Already discovered?

 

Discover Jakob Friedrich Kammerer:

A democrat and his spark of inspiration

Jakob Friedrich Kammerer, born on 24 May 1796 in Ehningen (Germany, Württemberg), would have been 220 years old this month. Without him we would be in the dark from time to time, as he invented the phosphorus friction match in 1832.

Kammerer had first continued the sieve maker business of his father. Since this was not profitable, he became a hat maker. In the course of time he also produced other things, amongst them waterproof boots and musical instruments. He became known for the invention of phosphorus matches.

At the beginning of the 19th century, sparking a fire was still an arduous task. Although lighters and matches were already invented, their usage was linked to handling hazardous chemicals that could lead to skin injuries. Only the phosphorus match which was lit at a friction surface made everyday life much easier. Although it is not clearly determinable who was the inventor, Kammerer certainly was one of the pioneers. From 1832 on, he produced his matches in Ludwigsburg.

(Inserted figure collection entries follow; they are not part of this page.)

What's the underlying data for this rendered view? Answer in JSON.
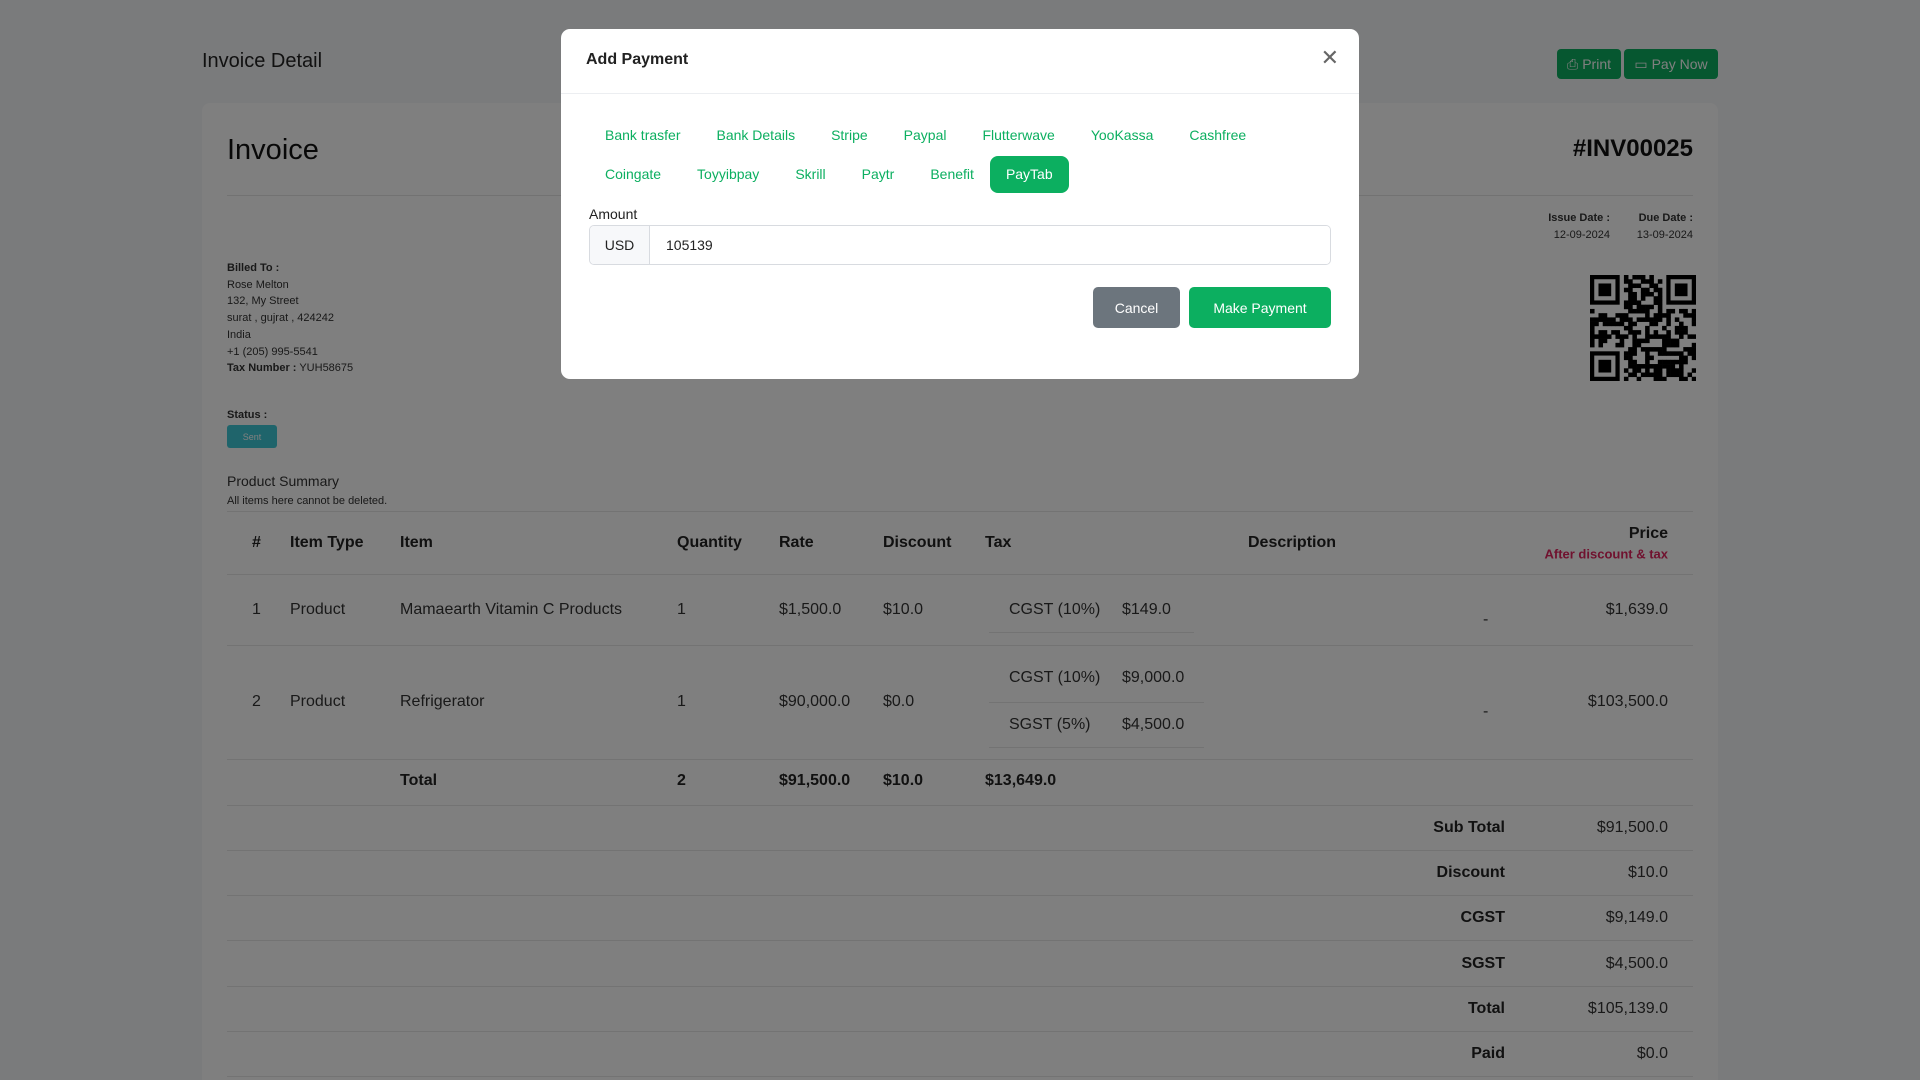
{
  "header": {
    "title": "Invoice Detail",
    "print_label": "Print",
    "pay_now_label": "Pay Now"
  },
  "invoice": {
    "title": "Invoice",
    "number": "#INV00025",
    "issue_date_label": "Issue Date :",
    "issue_date": "12-09-2024",
    "due_date_label": "Due Date :",
    "due_date": "13-09-2024",
    "billed_to_label": "Billed To :",
    "billed_lines": [
      "Rose Melton",
      "132, My Street",
      "surat , gujrat , 424242",
      "India",
      "+1 (205) 995-5541"
    ],
    "tax_number_label": "Tax Number :",
    "tax_number": "YUH58675",
    "status_label": "Status :",
    "status": "Sent",
    "summary_title": "Product Summary",
    "summary_note": "All items here cannot be deleted."
  },
  "table": {
    "headers": {
      "num": "#",
      "item_type": "Item Type",
      "item": "Item",
      "quantity": "Quantity",
      "rate": "Rate",
      "discount": "Discount",
      "tax": "Tax",
      "description": "Description",
      "price": "Price",
      "price_note": "After discount & tax"
    },
    "rows": [
      {
        "num": "1",
        "item_type": "Product",
        "item": "Mamaearth Vitamin C Products",
        "quantity": "1",
        "rate": "$1,500.0",
        "discount": "$10.0",
        "taxes": [
          {
            "name": "CGST (10%)",
            "amount": "$149.0"
          }
        ],
        "description": "-",
        "price": "$1,639.0"
      },
      {
        "num": "2",
        "item_type": "Product",
        "item": "Refrigerator",
        "quantity": "1",
        "rate": "$90,000.0",
        "discount": "$0.0",
        "taxes": [
          {
            "name": "CGST (10%)",
            "amount": "$9,000.0"
          },
          {
            "name": "SGST (5%)",
            "amount": "$4,500.0"
          }
        ],
        "description": "-",
        "price": "$103,500.0"
      }
    ],
    "total": {
      "label": "Total",
      "quantity": "2",
      "rate": "$91,500.0",
      "discount": "$10.0",
      "tax": "$13,649.0"
    }
  },
  "summary": [
    {
      "label": "Sub Total",
      "value": "$91,500.0"
    },
    {
      "label": "Discount",
      "value": "$10.0"
    },
    {
      "label": "CGST",
      "value": "$9,149.0"
    },
    {
      "label": "SGST",
      "value": "$4,500.0"
    },
    {
      "label": "Total",
      "value": "$105,139.0"
    },
    {
      "label": "Paid",
      "value": "$0.0"
    }
  ],
  "modal": {
    "title": "Add Payment",
    "tabs": [
      "Bank trasfer",
      "Bank Details",
      "Stripe",
      "Paypal",
      "Flutterwave",
      "YooKassa",
      "Cashfree",
      "Coingate",
      "Toyyibpay",
      "Skrill",
      "Paytr",
      "Benefit",
      "PayTab"
    ],
    "active_tab": "PayTab",
    "amount_label": "Amount",
    "currency": "USD",
    "amount_value": "105139",
    "cancel_label": "Cancel",
    "submit_label": "Make Payment"
  },
  "colors": {
    "accent": "#0caf60",
    "cancel": "#6c757d",
    "status_badge": "#3ec9d6",
    "price_note": "#e0245e"
  }
}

Johann Friedrich Kammerer was not only an inventor and entrepreneur, he was also a confirmed democrat. From a trip he brought a French Revolution Constitution of 1793 from Strasbourg and was a participant of the Hambach Festival in 1832. In the course of a wave of arrests he was held in custody in 1833, but was granted bail after three months. In 1838 he was finally sentenced to two years imprisonment for his democratic activities. He was pardoned in 1840 on the condition that he would emigrate to North America within two weeks.

As a result, he fled to Riesbach near Zurich, where he rebuilt another matchstick factory. His house became a refuge for political refugees of the German revolution of 1848. He gave shelter to the pedagogue Friedrich Fröbel, the revolutionary leader Friedrich Hecker and the poet Georg Herwegh.